Getting An Endometrial Biopsy To Test Fertility

Endometrial Biopsy TestInfertility is a complicated issue, one with many causes. When a couple is having difficulty conceiving, the problem could be on the side of the woman, on the side of the man—or, it could be a problem involving both members of the couple. The only way to know is to have a doctor run some tests.

One test that many doctors choose to do is called an endometrial biopsy. The word ‘biopsy’ probably sounds scary, as most people associate that word with cancer testing. But this test is nothing of which to be afraid. It is a simple test that is done right in the doctor’s office. No surgery involved, not even any incisions. The woman may feel a little bit of cramping afterwards, similar to menstrual cramping, but that is all. The procedure needs to be done a few days before the woman begins her menstrual period.

An endometrial biopsy is a test in which the doctor removes a sample of the woman’s endometrial lining in order for it to be closely examined.

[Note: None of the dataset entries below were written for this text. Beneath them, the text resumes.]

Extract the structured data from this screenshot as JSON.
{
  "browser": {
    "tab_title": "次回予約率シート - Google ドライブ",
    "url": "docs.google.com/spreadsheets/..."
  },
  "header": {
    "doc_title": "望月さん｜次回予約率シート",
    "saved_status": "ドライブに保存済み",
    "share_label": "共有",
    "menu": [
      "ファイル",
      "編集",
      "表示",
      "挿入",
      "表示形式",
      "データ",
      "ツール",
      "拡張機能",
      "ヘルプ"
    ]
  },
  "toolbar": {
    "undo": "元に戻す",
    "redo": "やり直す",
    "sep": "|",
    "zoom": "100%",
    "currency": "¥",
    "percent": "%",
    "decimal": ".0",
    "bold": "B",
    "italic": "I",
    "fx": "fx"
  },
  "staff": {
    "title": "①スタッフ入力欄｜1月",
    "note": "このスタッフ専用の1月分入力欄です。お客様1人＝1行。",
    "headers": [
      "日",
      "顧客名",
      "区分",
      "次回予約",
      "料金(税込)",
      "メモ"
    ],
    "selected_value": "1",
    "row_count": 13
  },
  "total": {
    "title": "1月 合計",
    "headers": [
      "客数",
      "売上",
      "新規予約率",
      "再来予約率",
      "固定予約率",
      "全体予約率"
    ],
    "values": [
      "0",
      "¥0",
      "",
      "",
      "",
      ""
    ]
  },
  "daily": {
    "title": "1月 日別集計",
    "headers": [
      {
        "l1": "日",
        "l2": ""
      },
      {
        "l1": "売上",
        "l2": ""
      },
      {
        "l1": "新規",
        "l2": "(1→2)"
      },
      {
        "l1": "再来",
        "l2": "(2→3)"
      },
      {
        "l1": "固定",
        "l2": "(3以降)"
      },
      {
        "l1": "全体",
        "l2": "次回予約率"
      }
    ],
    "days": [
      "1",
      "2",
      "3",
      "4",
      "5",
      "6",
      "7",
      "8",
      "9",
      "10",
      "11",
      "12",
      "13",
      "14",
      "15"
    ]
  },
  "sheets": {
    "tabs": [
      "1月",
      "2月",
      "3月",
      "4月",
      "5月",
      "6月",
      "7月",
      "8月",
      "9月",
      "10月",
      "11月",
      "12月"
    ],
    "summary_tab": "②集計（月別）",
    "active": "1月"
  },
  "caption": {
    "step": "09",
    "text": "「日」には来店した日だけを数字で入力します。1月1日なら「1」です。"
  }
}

The endometrial lining is the uterine lining, and the condition of this is critical to the implantation of a fertilized egg and to the success of a continuing pregnancy. This lining, also called the endometrium, is sent to a laboratory where it is examined under a microscope. The pathologist will look for any abnormalities in the cells as well as any indications of pathology.

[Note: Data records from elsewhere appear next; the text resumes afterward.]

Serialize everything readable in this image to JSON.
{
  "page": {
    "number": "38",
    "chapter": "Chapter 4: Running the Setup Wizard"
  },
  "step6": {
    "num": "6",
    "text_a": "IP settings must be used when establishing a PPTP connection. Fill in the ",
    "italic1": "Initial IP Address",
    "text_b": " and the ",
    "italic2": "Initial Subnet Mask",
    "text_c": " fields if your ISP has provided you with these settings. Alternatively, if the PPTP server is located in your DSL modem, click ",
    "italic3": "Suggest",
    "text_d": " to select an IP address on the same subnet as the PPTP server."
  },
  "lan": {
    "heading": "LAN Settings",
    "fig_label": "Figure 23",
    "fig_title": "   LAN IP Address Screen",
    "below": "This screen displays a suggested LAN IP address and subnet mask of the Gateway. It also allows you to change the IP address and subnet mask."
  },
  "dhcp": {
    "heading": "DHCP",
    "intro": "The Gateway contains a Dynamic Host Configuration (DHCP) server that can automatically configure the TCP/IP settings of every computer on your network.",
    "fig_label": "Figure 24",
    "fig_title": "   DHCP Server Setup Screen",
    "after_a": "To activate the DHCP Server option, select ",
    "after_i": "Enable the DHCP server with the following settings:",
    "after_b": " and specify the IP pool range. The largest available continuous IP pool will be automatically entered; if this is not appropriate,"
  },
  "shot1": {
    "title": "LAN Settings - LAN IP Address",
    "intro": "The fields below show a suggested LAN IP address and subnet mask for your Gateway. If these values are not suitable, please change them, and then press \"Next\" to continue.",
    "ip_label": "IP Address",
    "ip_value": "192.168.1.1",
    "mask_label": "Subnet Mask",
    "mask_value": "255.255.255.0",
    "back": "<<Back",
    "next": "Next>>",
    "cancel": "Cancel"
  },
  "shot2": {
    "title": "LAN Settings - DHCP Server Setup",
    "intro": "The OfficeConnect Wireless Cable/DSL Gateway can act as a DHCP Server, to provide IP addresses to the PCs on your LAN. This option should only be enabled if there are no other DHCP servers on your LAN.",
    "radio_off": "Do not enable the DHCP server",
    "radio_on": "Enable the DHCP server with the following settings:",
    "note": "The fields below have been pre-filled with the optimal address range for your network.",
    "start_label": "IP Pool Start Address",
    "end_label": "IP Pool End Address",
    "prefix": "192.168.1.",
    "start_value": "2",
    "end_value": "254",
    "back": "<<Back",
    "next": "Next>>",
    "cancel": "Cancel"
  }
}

The actual procedure of an endometrial biopsy is similar to a pap smear. The woman lies down on an examination table and places her feet in the stirrups. Then, the doctor will insert a speculum and then a clamp on the cervix to hold it steady. Next he will insert a pipelle, which is a thin, narrow which looks like a drinking straw. The center of the pipelle has a wire, which the doctor pulls. As he pulls, it creates suction. This suction is used to draw out the endometrial cells from the uterus. The doctor may need to push and pull the wire back and forth a few times to get enough of a sample to be tested. The complete endometrial biopsy lasts only about 10 minutes.

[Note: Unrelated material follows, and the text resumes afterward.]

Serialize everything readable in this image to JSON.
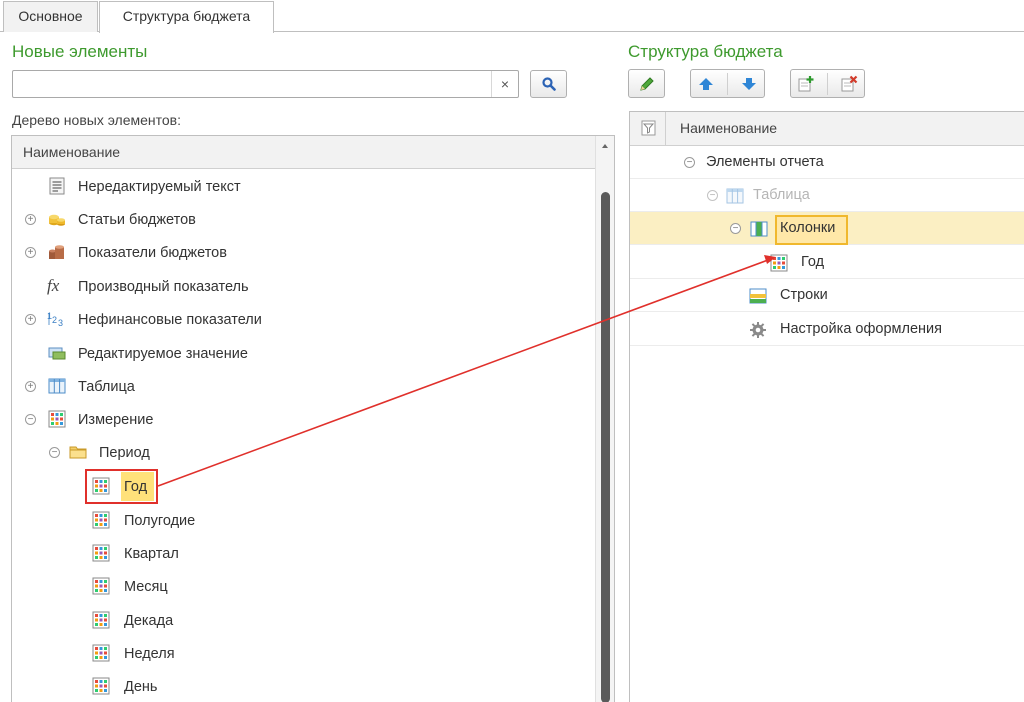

As mentioned above, there are not many risks to having this test done, other than possibly some cramping. In some women, the cramping can last for a day or two, on and off. Some women may have a small amount of vaginal bleeding. Many doctors advise against having intercourse if the woman is bleeding. The only other possible risk is not very likely. A very small percentage of women might get pelvic inflammatory disease resulting from bacteria from the procedure. This is highly unlikely, though, as most doctors take great care in their sterilization procedures.

Because the endometrial cells have to be examined by a pathologist, the results of this fertility test are not instantaneous. It usually takes anywhere from four days to two weeks for the doctor to get the results—the amount of time depends upon the laboratory the doctor uses.